Wailuku, Hawaii. A star-struck police officer struck a star reporter after the news writer was assaulted by Dog the Bounty Hunter‘s wife and Sonny Westbrook. Tommy Russo had left the Maui Times office and crossed the parking lot where he found the Dog’s entourage next to his car. Westbrook snatched Russo’s phone and slammed him in the teeth. When Russo tried to call 911, Beth Mrs. Dog Chapman began yelling, drowning out the call. When MPD officers arrived and Russo began filming again, Officer Nelson Johnson told him he was ‘antagonizing’ and seized Russo’s phone, hit him open-handed in the face, and painfully wrenched his arm behind his back. Johnson claimed Russo’s rights as a member of the press did not supersede his own demands to turn the camera off. Afterwards, Officer Johnson enjoyed a laugh and high five with Dog Chapman and his crew. Fortunately, they forgot about Russo’s video and to date, Chapman has refused to make his own film of the incident available. Funny, isn’t secret filming how he made the leap to television?
West Point, Georgia. Less clear cut is the situation of 17-year-old Ciara Flemister who tried filming the arrest of her cousin in West Point, a small town as far west in Georgia as you can get and still remain in the state. An officer ordered her to stop filming and when she refused he grabbed her. West Point Police Chief J.K. Cato seems a reasonable fellow and admits his officers used excessive force when officers slammed her face down on the hood of the car and one officer pounded her head with his elbow. What may not be clear is that Ciara wrestled with an officer, knocking off his glasses: A right to record became an assault. Perhaps our very sensible Chief Cato can put out this fire.
Sunshine Laws
I like the spirit of what Florida calls ‘Sunshine Laws’, meaning that public officials and public meetings are supposed to be open to the light of day. It’s not perfectly enforced; I recall Orlando’s mayor ignored the Sunshine Law in his pursuit to tear down a historical building.

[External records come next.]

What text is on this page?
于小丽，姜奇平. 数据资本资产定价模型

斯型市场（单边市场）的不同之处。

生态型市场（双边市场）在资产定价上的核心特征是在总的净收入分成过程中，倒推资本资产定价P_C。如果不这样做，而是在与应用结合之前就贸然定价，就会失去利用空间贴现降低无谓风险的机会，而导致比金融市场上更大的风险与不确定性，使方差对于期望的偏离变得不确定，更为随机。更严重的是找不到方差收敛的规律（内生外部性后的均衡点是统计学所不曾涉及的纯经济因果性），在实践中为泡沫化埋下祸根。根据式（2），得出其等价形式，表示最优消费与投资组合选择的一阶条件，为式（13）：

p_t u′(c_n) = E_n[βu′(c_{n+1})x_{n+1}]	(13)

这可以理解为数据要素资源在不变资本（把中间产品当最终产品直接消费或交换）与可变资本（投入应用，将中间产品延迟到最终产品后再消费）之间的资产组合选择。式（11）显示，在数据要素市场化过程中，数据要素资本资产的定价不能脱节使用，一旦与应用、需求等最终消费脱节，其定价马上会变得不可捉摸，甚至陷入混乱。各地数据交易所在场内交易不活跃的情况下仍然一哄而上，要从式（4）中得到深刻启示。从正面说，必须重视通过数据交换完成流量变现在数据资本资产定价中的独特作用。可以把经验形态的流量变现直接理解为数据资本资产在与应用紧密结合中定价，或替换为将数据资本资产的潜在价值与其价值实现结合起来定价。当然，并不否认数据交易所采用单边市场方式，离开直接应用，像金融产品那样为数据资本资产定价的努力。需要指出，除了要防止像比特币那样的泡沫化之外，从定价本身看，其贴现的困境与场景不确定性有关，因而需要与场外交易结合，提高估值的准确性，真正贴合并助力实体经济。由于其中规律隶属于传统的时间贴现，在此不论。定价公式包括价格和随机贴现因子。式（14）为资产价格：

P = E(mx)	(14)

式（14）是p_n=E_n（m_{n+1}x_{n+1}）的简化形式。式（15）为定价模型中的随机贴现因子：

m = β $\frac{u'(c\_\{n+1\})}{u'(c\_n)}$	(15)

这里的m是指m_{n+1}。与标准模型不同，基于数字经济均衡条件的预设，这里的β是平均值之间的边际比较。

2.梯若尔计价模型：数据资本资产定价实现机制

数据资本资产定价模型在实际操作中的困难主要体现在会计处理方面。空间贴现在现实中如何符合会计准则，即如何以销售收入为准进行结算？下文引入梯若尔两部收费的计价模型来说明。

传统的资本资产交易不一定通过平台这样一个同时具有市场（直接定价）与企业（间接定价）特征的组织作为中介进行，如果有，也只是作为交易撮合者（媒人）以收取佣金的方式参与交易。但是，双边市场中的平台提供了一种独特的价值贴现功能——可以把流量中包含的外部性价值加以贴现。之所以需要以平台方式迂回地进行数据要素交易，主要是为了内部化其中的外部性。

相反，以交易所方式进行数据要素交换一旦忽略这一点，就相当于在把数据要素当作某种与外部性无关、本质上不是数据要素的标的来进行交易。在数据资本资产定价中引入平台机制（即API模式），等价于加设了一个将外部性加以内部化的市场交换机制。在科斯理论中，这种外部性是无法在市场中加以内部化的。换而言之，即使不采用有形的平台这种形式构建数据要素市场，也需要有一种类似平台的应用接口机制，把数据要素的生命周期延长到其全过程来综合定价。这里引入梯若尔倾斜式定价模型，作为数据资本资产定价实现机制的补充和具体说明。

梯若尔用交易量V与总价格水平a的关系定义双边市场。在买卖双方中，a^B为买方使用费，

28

But the spirit is there and courts and legislators would serve the public well if they acknowledge that freedoms aren’t solely for people fighting for rights in Yemen, Egypt, Libya, and the Sudan. They need to clarify officials work for the public and the public has the right of accountability. Police and the public aren’t entirely clear regarding their civil liberties. It takes the law to make right what already isn’t.